Potansiyel bir gazeteci, sordu; ‘gazeteci olmayan kişiler gazetecilik yapıyorlar, engellenebilir mi?’ Fakültelerimiz var ve binlercesi işsiz. ‘Bu kadar işsizliğin olduğu bir ortamda doğal olarak ben mezun olduğunda görevimi yapabilir miyim’ arayışı içindeyim.’ Genelde üçüncü sınıf öğrencileri bunu yaşar. Görüşüm şu. Bir; gazete çıkaran patronun gazetecilik dışında faaliyeti olmaması lazım. Faaliyeti varsa, esir olarak alıyor. ‘Benim dediğim gibi manşet atmazsan’ diyor. O zaman bu gazetecilik olmuyor. Gerçek anlamda gazetecilik yapan pek çok gazeteci öldürüldü. Gazeteciliğin topluma karşı sorumluluğu var. Baskıları biliyorum ama bunları aşmalı. İkincisi ise bütün gazetecilerin sendikası olmalı. Patronuna karşı da sendikası olmalı. Böyle dünya çapında önder gazeteciler vardır. İnşallah onlardan biri olursunuz. Gazetelerin desteklenmesi lazım. Kurumlar kuruldu. Ama bu gazetecinin kalemini satması anlamına gelmez. Gazetecilik özel hizmet değil, kamu hizmetidir.
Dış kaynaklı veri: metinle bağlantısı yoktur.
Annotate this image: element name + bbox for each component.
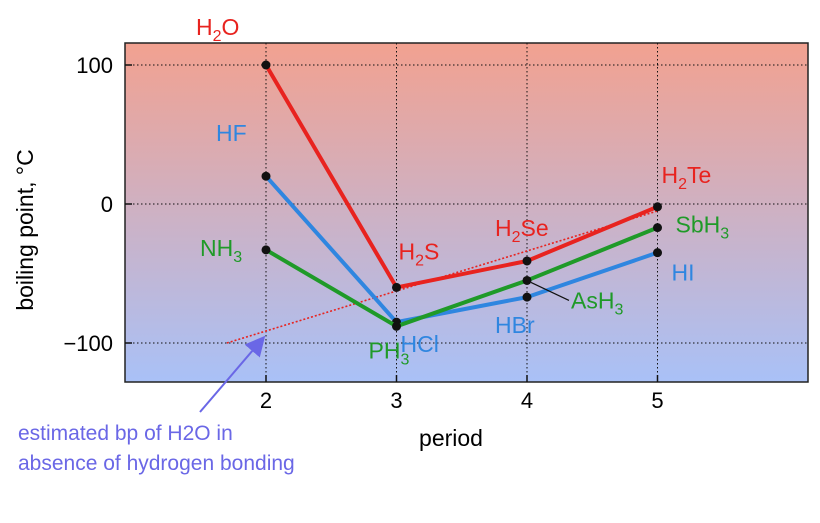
x-tick-label: 3 <box>390 388 402 413</box>
data-point <box>522 256 532 266</box>
y-tick-label: 100 <box>76 53 113 78</box>
y-tick-label: 0 <box>101 192 113 217</box>
point-label: H2Se <box>495 215 549 246</box>
x-axis-label: period <box>419 425 483 451</box>
series-line <box>264 63 659 290</box>
data-point <box>261 171 271 181</box>
y-tick-label: −100 <box>63 331 113 356</box>
data-point <box>261 60 271 70</box>
series-line <box>264 174 659 325</box>
point-label: HCl <box>401 331 439 357</box>
data-point <box>522 292 532 302</box>
y-axis-ticks: 100 0 −100 <box>63 53 132 356</box>
point-label: H2S <box>399 238 440 269</box>
annotation-text-line-2: absence of hydrogen bonding <box>18 452 295 475</box>
data-point <box>261 245 271 255</box>
data-point <box>392 282 401 292</box>
plot-area <box>124 42 809 383</box>
point-labels-layer: H2O H2S H2Se H2Te HF HCl HBr HI NH3 PH3 AsH3 SbH3 <box>196 14 729 368</box>
point-label: HF <box>216 120 247 146</box>
data-point <box>522 275 532 285</box>
data-point <box>653 248 662 258</box>
grid-lines <box>125 43 808 382</box>
series-line <box>264 225 659 329</box>
x-axis-ticks: 2 3 4 5 <box>260 375 664 413</box>
data-point <box>653 202 662 212</box>
x-tick-label: 5 <box>651 388 663 413</box>
x-tick-label: 2 <box>260 388 272 413</box>
point-label: PH3 <box>369 337 410 368</box>
data-point <box>392 321 401 331</box>
data-point <box>653 223 662 233</box>
point-label: H2O <box>196 14 239 45</box>
point-label: NH3 <box>200 235 242 266</box>
point-label: H2Te <box>662 162 712 193</box>
point-label: HBr <box>495 312 535 338</box>
annotation-arrow <box>199 335 266 413</box>
x-tick-label: 4 <box>521 388 533 413</box>
point-label: AsH3 <box>571 287 623 318</box>
series-layer <box>261 60 662 331</box>
annotation: estimated bp of H2O in absence of hydrog… <box>18 335 295 475</box>
y-axis-label: boiling point, °C <box>12 149 38 310</box>
annotation-text-line-1: estimated bp of H2O in <box>18 422 233 445</box>
point-label: HI <box>672 260 695 286</box>
point-label: SbH3 <box>676 212 730 243</box>
ash3-leader-line <box>530 281 570 301</box>
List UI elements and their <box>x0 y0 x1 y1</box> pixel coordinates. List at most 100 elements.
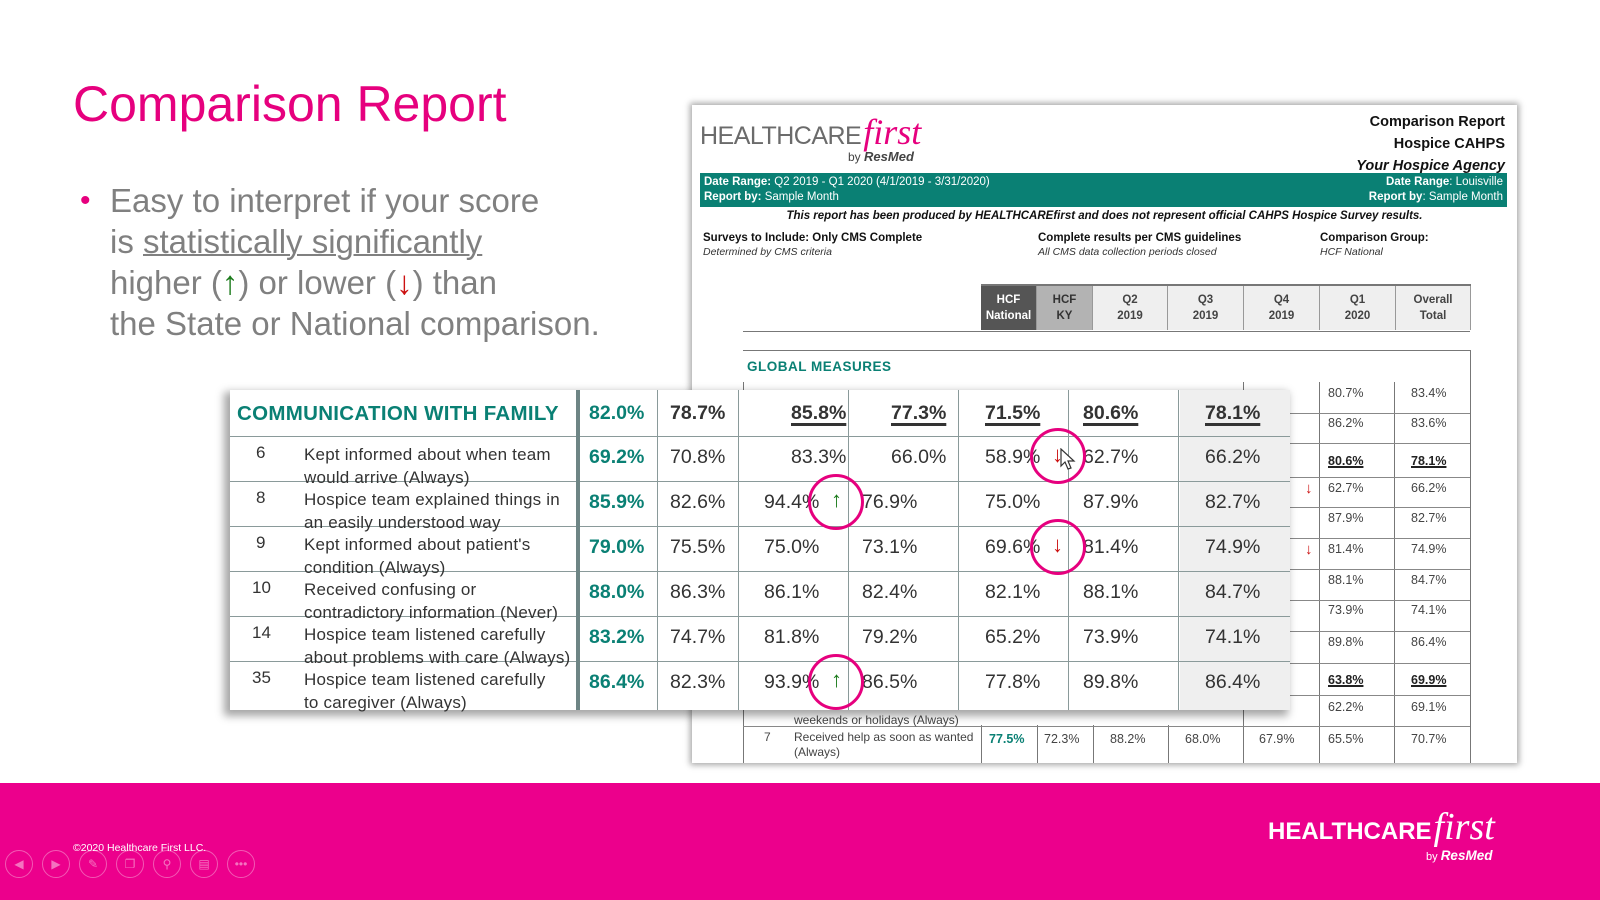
col-q4-2019: Q4 2019 <box>1244 286 1320 330</box>
bullet-line-1: Easy to interpret if your score <box>110 182 540 219</box>
cell-value: 82.7% <box>1411 511 1447 525</box>
report-column-headers: HCF National HCF KY Q2 2019 Q3 2019 Q4 2019 Q… <box>981 284 1471 330</box>
cell-value: 66.2% <box>1411 481 1447 495</box>
cell-value: 86.3% <box>670 581 726 603</box>
bullet-dot-icon: • <box>80 184 91 217</box>
cell-value: 81.8% <box>764 626 820 648</box>
cell-value: 83.3% <box>791 446 847 468</box>
row-label: Received confusing or contradictory infor… <box>304 580 559 622</box>
cell-value: 86.1% <box>764 581 820 603</box>
col-q2-2019: Q2 2019 <box>1093 286 1168 330</box>
next-slide-icon[interactable]: ▶ <box>42 850 70 878</box>
cell-value: 72.3% <box>1044 732 1080 746</box>
cell-value: 87.9% <box>1328 511 1364 525</box>
communication-with-family-table: COMMUNICATION WITH FAMILY 82.0% 78.7% 85… <box>230 390 1290 712</box>
cell-value: 65.5% <box>1328 732 1364 746</box>
cell-value: 76.9% <box>862 491 918 513</box>
up-arrow-icon: ↑ <box>221 264 239 301</box>
cell-value: 83.4% <box>1411 386 1447 400</box>
cell-value: 86.4% <box>1411 635 1447 649</box>
col-hcf-ky: HCF KY <box>1037 286 1093 330</box>
cell-value: 85.8% <box>791 402 847 424</box>
cell-value: 73.9% <box>1083 626 1139 648</box>
more-options-icon[interactable]: ••• <box>227 850 255 878</box>
bullet-higher-text: higher ( <box>110 264 222 301</box>
row-number: 14 <box>252 623 271 642</box>
table-row: 8 Hospice team explained things in an eas… <box>230 482 1290 532</box>
cell-value: 69.9% <box>1411 673 1447 687</box>
cell-value: 87.9% <box>1083 491 1139 513</box>
cell-value: 86.4% <box>1205 671 1261 693</box>
section-title: COMMUNICATION WITH FAMILY <box>237 402 559 425</box>
statistically-significantly-text: statistically significantly <box>143 223 483 260</box>
row-label: Kept informed about when team would arriv… <box>304 445 551 487</box>
cell-value: 88.1% <box>1328 573 1364 587</box>
cell-value: 86.2% <box>1328 416 1364 430</box>
cell-value: 88.2% <box>1110 732 1146 746</box>
bullet-lower-text: ) or lower ( <box>238 264 397 301</box>
meta-comparison-group: Comparison Group: HCF National <box>1320 232 1429 258</box>
cell-value: 62.7% <box>1328 481 1364 495</box>
report-disclaimer: This report has been produced by HEALTHC… <box>786 210 1423 222</box>
subtitles-icon[interactable]: ▤ <box>190 850 218 878</box>
cell-value: 75.0% <box>985 491 1041 513</box>
row-label: Hospice team listened carefully about pro… <box>304 625 571 667</box>
footer-band: ©2020 Healthcare First LLC. ◀ ▶ ✎ ❐ ⚲ ▤ … <box>0 783 1600 900</box>
report-agency: Your Hospice Agency <box>1356 158 1505 174</box>
cell-value: 86.4% <box>589 671 645 693</box>
cell-value: 66.0% <box>891 446 947 468</box>
cell-value: 74.9% <box>1205 536 1261 558</box>
cell-value: 65.2% <box>985 626 1041 648</box>
global-measures-heading: GLOBAL MEASURES <box>747 359 892 374</box>
cell-value: 93.9% <box>764 671 820 693</box>
row-number: 35 <box>252 668 271 687</box>
cell-value: 69.6% <box>985 536 1041 558</box>
cell-value: 89.8% <box>1083 671 1139 693</box>
cell-value: 94.4% <box>764 491 820 513</box>
pen-icon[interactable]: ✎ <box>79 850 107 878</box>
down-arrow-icon: ↓ <box>396 264 413 301</box>
cell-value: 78.7% <box>670 402 726 424</box>
cell-value: 67.9% <box>1259 732 1295 746</box>
cell-value: 70.7% <box>1411 732 1447 746</box>
cell-value: 69.2% <box>589 446 645 468</box>
cell-value: 82.7% <box>1205 491 1261 513</box>
cell-value: 82.4% <box>862 581 918 603</box>
cell-value: 82.6% <box>670 491 726 513</box>
healthcarefirst-logo: HEALTHCAREfirst by ResMed <box>700 112 922 164</box>
cell-value: 82.3% <box>670 671 726 693</box>
row-label: Kept informed about patient's condition (… <box>304 535 531 577</box>
table-row: 10 Received confusing or contradictory in… <box>230 572 1290 622</box>
cell-value: 82.0% <box>589 402 645 424</box>
cell-value: 63.8% <box>1328 673 1364 687</box>
bullet-line-2-prefix: is <box>110 223 143 260</box>
table-row: 9 Kept informed about patient's condition… <box>230 527 1290 577</box>
cell-value: 77.5% <box>989 732 1025 746</box>
previous-slide-icon[interactable]: ◀ <box>5 850 33 878</box>
row-number: 8 <box>256 488 266 507</box>
cell-value: 74.7% <box>670 626 726 648</box>
table-row: 6 Kept informed about when team would arr… <box>230 437 1290 487</box>
section-row: COMMUNICATION WITH FAMILY 82.0% 78.7% 85… <box>230 390 1290 437</box>
col-overall-total: Overall Total <box>1396 286 1471 330</box>
meta-surveys: Surveys to Include: Only CMS Complete Det… <box>703 232 923 258</box>
cell-value: 89.8% <box>1328 635 1364 649</box>
cell-value: 58.9% <box>985 446 1041 468</box>
zoom-icon[interactable]: ⚲ <box>153 850 181 878</box>
highlight-circle <box>808 474 864 530</box>
report-grid-divider <box>743 331 1470 351</box>
see-all-slides-icon[interactable]: ❐ <box>116 850 144 878</box>
report-title: Comparison Report <box>1369 114 1505 130</box>
cell-value: 62.7% <box>1083 446 1139 468</box>
row-label: Received help as soon as wanted (Always) <box>794 730 974 759</box>
cell-value: 80.6% <box>1328 454 1364 468</box>
col-q1-2020: Q1 2020 <box>1320 286 1396 330</box>
slide-title: Comparison Report <box>73 76 507 132</box>
report-info-banner: Date Range: Q2 2019 - Q1 2020 (4/1/2019 … <box>700 173 1507 207</box>
highlight-circle <box>1030 519 1086 575</box>
col-hcf-national: HCF National <box>981 286 1037 330</box>
cell-value: 73.9% <box>1328 603 1364 617</box>
bullet-line-4: the State or National comparison. <box>110 305 600 342</box>
cell-value: 88.0% <box>589 581 645 603</box>
cell-value: 68.0% <box>1185 732 1221 746</box>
“TEK ALANDA EĞİTİM GÖRMEK MÜMKÜN DEĞİLDİR”
Kardeşimiz söz aldı. ‘Kamu okuyorum, üniversite sınavında fen de matematik de geliyor, ilgim yok.’ İnsanoğlu tekerleği bir milyon yılda buluyor. Bugün her saniyede buluş var. Matematik dediğimiz tek başına değil, hayatın her alanında geçerli olan kavramdır. Hindistan her yere yazılımcı gönderiyor. Bir ekip gönderdik, bir buçuk sayfalık rapor geliyor, ana okuldan başlayarak oyun içinde çocuklara matematik öğretiyorlar. Biz bunu yapıyor muyuz? Matematik hayatın kendisidir. Disiplinler arası bağlar var. Tek bir alanda eğitim görmek ve başka alanları dışlamak mümkün değildir.
“EĞİTİMSİZ TOPLUM GERİ KALMAYA MAHKUMDUR”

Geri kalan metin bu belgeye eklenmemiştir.